Navarre, a member of the Municipal Advisory Gas Project Review Board created to advise the Legislature on local effects of gasline projects, spoke to the attendees about one of that group’s activities.

Navarre said that the Municipal Advisory Board was currently negotiating for $800 million in local impact aid money during the project’s five-year construction — equalling $160 million each year — to be given to local governments to pay for new costs brought on by construction activity and the large number of people it will bring to the area. Navarre gave examples of needs that could be funded with the impact aid money: hiring new teachers for an increased number of students in local schools, or hiring new emergency response personnel.

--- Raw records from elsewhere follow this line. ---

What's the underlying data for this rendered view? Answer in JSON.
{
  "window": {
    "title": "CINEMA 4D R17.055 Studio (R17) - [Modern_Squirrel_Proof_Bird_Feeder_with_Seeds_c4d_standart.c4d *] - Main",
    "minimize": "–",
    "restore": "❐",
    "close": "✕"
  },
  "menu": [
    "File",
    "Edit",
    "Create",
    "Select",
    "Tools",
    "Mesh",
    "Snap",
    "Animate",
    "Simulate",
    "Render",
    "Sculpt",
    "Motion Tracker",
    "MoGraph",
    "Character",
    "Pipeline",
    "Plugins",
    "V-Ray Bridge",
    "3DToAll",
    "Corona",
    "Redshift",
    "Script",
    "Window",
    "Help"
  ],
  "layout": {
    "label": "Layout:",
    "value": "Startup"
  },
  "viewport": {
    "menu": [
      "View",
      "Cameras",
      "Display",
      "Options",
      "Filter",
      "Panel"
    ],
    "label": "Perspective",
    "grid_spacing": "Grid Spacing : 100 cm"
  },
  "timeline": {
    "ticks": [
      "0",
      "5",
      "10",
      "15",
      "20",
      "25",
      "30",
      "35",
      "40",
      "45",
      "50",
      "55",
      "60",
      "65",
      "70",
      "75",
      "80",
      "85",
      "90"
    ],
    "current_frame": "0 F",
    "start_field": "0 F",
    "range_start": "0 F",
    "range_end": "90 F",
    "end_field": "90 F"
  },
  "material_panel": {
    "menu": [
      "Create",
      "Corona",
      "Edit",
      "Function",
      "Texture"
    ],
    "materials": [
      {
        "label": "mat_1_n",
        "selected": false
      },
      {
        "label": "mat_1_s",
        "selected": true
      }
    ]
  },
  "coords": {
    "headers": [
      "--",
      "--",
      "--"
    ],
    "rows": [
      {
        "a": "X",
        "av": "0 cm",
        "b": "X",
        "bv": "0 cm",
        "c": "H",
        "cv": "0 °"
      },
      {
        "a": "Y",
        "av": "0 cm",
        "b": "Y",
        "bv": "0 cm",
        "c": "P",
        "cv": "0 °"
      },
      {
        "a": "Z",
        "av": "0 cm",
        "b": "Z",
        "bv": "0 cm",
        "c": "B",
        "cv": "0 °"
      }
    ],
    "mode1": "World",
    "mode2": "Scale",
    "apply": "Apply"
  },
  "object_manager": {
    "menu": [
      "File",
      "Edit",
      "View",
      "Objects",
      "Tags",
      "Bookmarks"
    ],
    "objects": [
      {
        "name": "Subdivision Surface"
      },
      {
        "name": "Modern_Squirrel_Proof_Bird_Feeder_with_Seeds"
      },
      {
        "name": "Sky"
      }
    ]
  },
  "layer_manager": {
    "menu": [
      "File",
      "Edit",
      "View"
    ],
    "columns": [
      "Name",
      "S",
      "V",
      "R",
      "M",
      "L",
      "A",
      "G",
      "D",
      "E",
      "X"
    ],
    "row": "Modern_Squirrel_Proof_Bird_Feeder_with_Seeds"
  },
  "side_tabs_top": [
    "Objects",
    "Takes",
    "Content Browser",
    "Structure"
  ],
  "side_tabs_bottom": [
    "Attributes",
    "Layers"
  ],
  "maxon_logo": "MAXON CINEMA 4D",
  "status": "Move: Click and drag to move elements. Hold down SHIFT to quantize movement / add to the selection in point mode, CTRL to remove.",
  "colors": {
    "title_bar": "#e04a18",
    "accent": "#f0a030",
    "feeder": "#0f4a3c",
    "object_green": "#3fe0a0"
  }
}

Navarre said the local impact aid money would not fund impacts of the highway relocation. Ultimately, he said, the money would be distributed by the Legislature with advice from the Municipal Advisory Board.

Nikiski resident Heidi Hatch asked what would happen to the local impact aid money on the borough level.

“What safeguards will be in place that the borough doesn’t just disperse this money to other communities that aren’t impacted like Nikiski?” Hatch asked. “How will we be sure Nikiski is getting that?”

“Not everybody who works on this project or is part of this project is going to live in Nikiski,” Navarre said. “But Nikiski is going to have a big part of this aid. But for example the airport in Kenai may need something done for the different flights and activities that are going on. … So I can’t say with any certainty how the money will be dispersed.”

Persily gave another caveat.

“The impact aid is not like punitive damages in court, where you get $1,000 to pay your medical bills and you get $100,000 for pain and suffering,” Persily said. “The impact aid, as it’s intended, is to cover direct costs of the project. Expanding the parking lot or terminal at the Kenai airport, or roads in Nikiski, or adding another firetruck and six more full-time staffers and an ambulance. That’s what the impact aid is going to be.”

Many questions received only speculative answers, such as the logistics of the 5,000-person man-camp to be built for workers during the terminal’s construction and the long-term future of the global LNG market. The most consistent message Persily and Navarre gave was that the project is still full of unknowns.

“There are a lot of unknowns at this point,” Navarre said. “There is not even certainty that the project is going to go forward.”

Persily said the next opportunity for public input on the AK LNG project will come after public comment period on the Federal Energy Regulatory Commission’s environmental permitting process ends on Dec. 4.